No, my comment was not about the internet alone. It was about the secondary effects accessibility of information has on daily life in the strictly physical domain.
"People need a house, an occupation that gives meaning to their lives, the right to political participation and shape their everyday experiences."
Yes, I agree. The human life is very shallow without the joy of self-expression. I was not suggesting smartphones connected to internet will replace life. My comment was about the fact how they reduce the tedious, non-productive segments of life.
I think you missed what the parent poster might be saying, it's not about "Bubbles of Comfort". I too live in one of those countries like you put it, and while I live in the bubble to some extent, I know people who've never used internet or a smartphone/computer in their entire lives and live a decently happy stress-free life. Their lives are not nasty or brutish, they're not leading less-fulfilling lives as a result. On the contrary, I think most of them are happier, more content and wiser than me.
What you might be doing I think... is making the assumption that technology, 'things' like gadgets or better cars and modern medical health is central to human life. Yes, life would objectively improve if you have those, but if I have to work 60 hours a week doing something I don't really care about, then is that really a good trade-off? I think the answer is not the same as yours for everyone.

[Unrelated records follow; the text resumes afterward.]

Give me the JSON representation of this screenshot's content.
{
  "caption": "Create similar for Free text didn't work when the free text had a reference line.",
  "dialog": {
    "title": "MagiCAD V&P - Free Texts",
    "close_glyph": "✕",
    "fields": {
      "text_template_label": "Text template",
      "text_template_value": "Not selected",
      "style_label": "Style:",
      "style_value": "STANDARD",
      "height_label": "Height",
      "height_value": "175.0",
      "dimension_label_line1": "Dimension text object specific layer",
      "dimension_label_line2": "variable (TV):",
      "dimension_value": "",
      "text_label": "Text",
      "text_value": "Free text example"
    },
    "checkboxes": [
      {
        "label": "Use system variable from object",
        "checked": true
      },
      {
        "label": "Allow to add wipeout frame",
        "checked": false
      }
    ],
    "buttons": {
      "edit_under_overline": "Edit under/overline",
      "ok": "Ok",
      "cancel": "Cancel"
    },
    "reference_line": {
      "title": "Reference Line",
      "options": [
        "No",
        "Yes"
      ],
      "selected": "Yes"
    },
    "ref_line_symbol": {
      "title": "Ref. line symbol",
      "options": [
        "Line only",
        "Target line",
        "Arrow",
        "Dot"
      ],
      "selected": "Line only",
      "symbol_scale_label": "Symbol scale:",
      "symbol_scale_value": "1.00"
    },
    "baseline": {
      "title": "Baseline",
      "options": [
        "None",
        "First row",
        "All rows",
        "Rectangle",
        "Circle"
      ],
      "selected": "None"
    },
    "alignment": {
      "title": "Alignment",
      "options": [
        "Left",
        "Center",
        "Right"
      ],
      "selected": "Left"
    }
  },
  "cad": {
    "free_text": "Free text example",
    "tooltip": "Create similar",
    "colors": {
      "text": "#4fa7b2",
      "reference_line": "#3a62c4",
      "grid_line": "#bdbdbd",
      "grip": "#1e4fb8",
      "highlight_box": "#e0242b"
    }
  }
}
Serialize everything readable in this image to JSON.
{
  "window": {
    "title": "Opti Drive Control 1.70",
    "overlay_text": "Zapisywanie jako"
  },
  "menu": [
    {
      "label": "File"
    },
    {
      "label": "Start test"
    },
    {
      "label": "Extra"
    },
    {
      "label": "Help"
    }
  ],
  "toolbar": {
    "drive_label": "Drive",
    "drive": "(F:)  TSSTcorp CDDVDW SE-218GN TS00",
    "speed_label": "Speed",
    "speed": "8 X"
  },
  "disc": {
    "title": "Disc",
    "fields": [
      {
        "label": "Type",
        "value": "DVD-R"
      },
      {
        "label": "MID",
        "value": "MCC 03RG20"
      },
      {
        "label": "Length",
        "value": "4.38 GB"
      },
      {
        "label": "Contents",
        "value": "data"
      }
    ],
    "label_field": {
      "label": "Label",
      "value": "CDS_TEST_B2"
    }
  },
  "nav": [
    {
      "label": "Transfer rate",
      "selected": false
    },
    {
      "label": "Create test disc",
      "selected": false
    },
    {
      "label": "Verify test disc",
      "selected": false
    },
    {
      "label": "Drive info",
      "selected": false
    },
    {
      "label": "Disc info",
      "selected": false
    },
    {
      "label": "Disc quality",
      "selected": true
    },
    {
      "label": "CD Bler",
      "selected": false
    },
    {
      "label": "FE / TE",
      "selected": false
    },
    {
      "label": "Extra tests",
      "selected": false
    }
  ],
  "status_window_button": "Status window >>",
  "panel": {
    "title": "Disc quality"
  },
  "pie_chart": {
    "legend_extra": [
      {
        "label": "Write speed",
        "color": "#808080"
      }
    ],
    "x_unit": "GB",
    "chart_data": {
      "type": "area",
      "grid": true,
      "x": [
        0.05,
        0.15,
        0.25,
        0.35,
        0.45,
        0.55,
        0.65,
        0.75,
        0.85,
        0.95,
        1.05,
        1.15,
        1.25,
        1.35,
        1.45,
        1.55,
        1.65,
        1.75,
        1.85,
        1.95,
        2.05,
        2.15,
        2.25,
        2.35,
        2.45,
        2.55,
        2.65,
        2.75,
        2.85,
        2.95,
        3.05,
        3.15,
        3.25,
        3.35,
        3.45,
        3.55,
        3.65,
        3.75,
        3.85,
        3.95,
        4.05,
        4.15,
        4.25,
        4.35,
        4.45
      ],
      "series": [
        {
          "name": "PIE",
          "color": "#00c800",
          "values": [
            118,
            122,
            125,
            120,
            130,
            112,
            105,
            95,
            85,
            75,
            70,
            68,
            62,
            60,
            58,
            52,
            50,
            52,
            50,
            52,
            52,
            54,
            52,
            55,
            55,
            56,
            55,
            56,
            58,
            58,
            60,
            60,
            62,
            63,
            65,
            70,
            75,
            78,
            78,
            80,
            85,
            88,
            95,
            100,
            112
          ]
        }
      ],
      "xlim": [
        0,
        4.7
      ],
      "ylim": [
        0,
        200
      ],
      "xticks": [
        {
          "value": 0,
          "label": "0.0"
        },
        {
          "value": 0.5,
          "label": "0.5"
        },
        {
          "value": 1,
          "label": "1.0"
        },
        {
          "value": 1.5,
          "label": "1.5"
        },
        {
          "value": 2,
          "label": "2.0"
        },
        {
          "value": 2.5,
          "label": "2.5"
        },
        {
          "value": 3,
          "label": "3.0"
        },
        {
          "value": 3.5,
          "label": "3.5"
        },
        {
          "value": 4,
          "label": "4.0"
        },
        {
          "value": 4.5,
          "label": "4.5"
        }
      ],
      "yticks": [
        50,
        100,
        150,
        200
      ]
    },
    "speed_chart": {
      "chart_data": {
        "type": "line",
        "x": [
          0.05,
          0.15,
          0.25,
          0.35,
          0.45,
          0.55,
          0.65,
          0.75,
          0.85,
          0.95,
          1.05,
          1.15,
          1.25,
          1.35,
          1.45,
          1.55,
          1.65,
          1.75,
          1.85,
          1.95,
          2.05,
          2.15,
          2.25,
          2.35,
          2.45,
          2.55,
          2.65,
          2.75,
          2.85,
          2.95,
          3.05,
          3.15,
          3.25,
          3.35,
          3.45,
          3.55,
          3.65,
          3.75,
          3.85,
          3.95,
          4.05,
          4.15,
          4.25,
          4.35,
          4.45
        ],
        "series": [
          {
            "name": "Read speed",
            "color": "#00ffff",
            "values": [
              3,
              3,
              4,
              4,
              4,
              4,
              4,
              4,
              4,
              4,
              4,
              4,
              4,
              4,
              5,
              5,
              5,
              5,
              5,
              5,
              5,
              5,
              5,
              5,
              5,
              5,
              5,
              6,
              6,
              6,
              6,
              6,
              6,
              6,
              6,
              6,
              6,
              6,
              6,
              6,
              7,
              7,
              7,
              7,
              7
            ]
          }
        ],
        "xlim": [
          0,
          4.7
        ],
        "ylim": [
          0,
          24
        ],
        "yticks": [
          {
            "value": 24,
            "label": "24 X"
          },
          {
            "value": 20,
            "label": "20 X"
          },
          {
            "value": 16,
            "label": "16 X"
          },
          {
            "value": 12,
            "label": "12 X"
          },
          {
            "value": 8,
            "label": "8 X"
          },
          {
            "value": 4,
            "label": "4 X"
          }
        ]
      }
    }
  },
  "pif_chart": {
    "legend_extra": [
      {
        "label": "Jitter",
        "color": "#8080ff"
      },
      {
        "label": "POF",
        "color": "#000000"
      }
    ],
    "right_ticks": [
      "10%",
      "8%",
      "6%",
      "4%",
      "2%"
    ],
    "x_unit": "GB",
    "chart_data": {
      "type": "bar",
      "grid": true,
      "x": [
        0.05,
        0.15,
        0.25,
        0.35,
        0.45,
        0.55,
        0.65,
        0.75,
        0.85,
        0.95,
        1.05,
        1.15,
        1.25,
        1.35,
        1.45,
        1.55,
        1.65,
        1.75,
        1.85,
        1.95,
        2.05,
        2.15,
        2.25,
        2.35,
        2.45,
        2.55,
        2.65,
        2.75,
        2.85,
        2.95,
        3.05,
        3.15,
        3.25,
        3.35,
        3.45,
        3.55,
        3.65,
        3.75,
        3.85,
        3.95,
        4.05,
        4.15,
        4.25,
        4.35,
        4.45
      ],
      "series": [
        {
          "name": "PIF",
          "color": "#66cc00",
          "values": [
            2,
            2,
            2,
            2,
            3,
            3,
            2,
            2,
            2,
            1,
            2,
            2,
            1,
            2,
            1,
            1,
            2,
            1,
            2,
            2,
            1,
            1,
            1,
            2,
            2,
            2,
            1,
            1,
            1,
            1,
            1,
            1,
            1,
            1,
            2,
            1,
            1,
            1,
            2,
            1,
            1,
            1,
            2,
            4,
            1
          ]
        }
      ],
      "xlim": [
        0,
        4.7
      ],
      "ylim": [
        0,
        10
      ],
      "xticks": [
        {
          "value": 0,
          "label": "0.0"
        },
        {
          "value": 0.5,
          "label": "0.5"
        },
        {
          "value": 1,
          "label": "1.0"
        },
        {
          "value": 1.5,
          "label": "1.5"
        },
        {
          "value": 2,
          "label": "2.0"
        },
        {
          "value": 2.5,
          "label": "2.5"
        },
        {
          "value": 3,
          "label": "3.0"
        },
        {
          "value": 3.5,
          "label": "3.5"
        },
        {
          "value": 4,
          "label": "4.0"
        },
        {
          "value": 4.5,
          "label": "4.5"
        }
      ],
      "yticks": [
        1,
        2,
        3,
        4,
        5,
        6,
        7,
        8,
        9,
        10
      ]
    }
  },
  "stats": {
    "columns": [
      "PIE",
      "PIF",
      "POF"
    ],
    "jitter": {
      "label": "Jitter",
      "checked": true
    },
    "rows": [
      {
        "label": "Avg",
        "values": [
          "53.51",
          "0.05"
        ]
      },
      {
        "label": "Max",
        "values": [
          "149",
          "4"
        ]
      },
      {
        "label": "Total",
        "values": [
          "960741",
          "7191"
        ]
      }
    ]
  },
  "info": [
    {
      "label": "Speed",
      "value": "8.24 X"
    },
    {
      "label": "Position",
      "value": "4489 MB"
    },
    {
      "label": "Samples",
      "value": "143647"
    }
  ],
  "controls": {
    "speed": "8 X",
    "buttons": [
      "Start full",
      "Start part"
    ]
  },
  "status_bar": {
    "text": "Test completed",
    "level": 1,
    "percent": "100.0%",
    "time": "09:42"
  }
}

I don't think the comparison is between social media access and electricity access. The comparison is between access to internet and access to electricity. You just picked a specific case of "internet access" to make it look more silly and easier to defeat.
Using that same technique, I can say "Comparing internet access to being able to use your toaster is the height of disingenuous absurdity". You can see why this technique isn't really legitimate and should be avoided in public arguments.